Due to the presence of mechanical heart valves, PTT-controlled anticoagulation with unfractionated heparin began 15 h after ingestion. Vitamin K1 was administered repeatedly, guided by INR and PTT values.

After the first TPE, PLP dropped to 29.2 mg/L. 14 days post-ingestion, the level declined to 3.6 mg/L, which is below the toxic threshold (Figure 1). Post-TPE variability of INR and Quick time values may be explained by the various individual absorption rates from the gastrointestinal tract that, in some cases, can take longer, and by the long elimination half-life of phenprocoumon. Furthermore, it is known that phenprocoumon needs a longer time, almost 2 weeks, to reach stable blood values [6, 8]. The ICU course was uneventful aside from a transient rise in liver enzymes and a short episode of macrohematuria, both resolving spontaneously. Following stabilization, the patient was transferred to psychiatric care.

Standard treatment for phenprocoumon overdose includes vitamin K1 administration. In addition, prothrombin complex concentrate (PCC), FFP, or cholestyramine may be employed [1, 9]. However, patients with mechanical heart valves have an increased risk for thrombosis [10]. Only one prior case has reported successful management of a life-threatening phenprocoumon overdose with TPE [9]. In that case, a patient ingested 330 mg of phenprocoumon, presenting with a PLP of 7.4 mg/L and significant bleeding. Despite conventional therapy—including plasma, erythrocyte transfusions, PCC, vitamin K1, and cholestyramine—no improvement was noted until plasmapheresis was initiated. Two sessions reduced the serum level from 4.0 to 0.9 mg/L, and the patient stabilized rapidly, with discharge occurring on hospital day 20. The reported toxin elimination was 77.5% after two TPE [9].
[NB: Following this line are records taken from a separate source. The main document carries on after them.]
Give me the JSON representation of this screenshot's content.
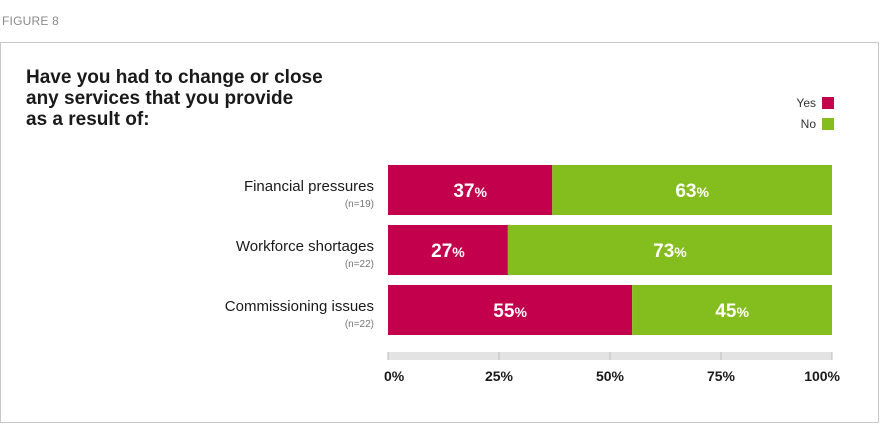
{
  "figure_label": "FIGURE 8",
  "chart_data": {
    "type": "bar",
    "orientation": "horizontal",
    "stacked": true,
    "title_lines": [
      "Have you had to change or close",
      "any services that you provide",
      "as a result of:"
    ],
    "categories": [
      "Financial pressures",
      "Workforce shortages",
      "Commissioning issues"
    ],
    "sample_sizes": [
      "(n=19)",
      "(n=22)",
      "(n=22)"
    ],
    "series": [
      {
        "name": "Yes",
        "color": "#c2004b",
        "values": [
          37,
          27,
          55
        ]
      },
      {
        "name": "No",
        "color": "#84bd1e",
        "values": [
          63,
          73,
          45
        ]
      }
    ],
    "value_suffix": "%",
    "xlim": [
      0,
      100
    ],
    "xticks": [
      0,
      25,
      50,
      75,
      100
    ],
    "xtick_labels": [
      "0%",
      "25%",
      "50%",
      "75%",
      "100%"
    ],
    "legend_position": "top-right",
    "axis_track_color": "#e3e3e3"
  }
}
In contrast, our patient had a substantially higher initial PLP of 51.4 mg/L. Given the elevated bleeding risk, we initiated plasmapheresis early, achieving a 39.8% toxin reduction after the first session. Early and decisive intervention likely prevented serious hemorrhagic complications.
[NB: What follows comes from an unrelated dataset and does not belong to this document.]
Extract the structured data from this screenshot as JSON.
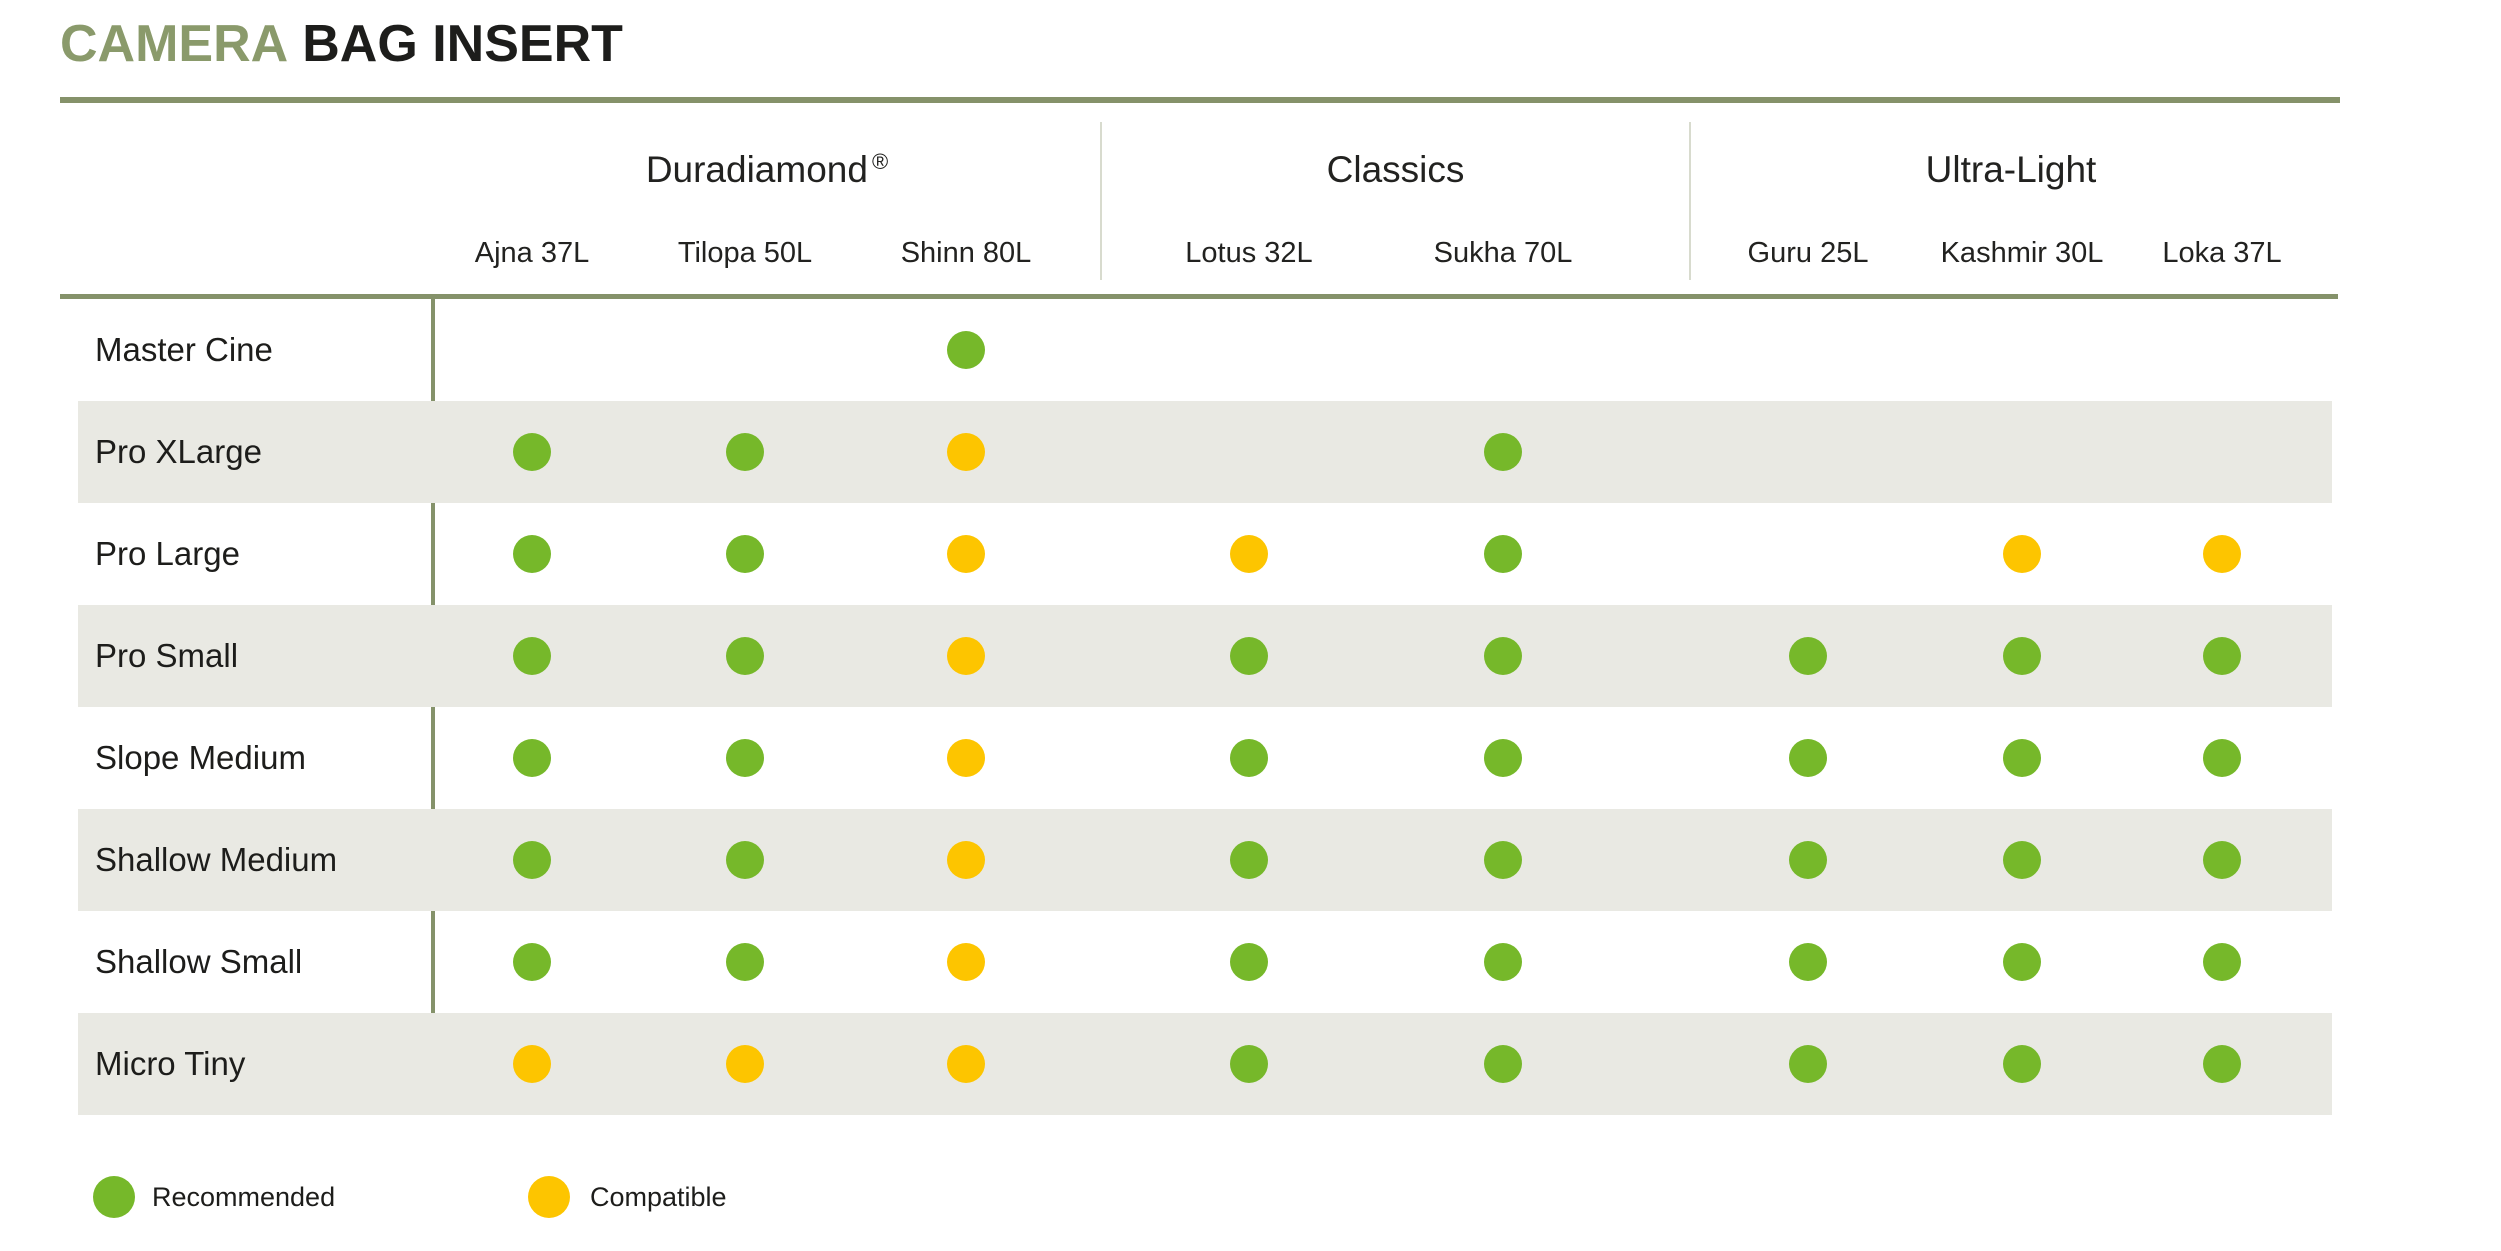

Both cases illustrate the utility of plasmapheresis for rapidly decreasing toxic phenprocoumon levels. Although further data are needed, plasmapheresis may offer a life-saving treatment alternative when traditional therapies are insufficient. Clinicians should consider this modality, especially in cases of massive overdose with high PLP and bleeding risk.

The authors declare no conflicts of interest.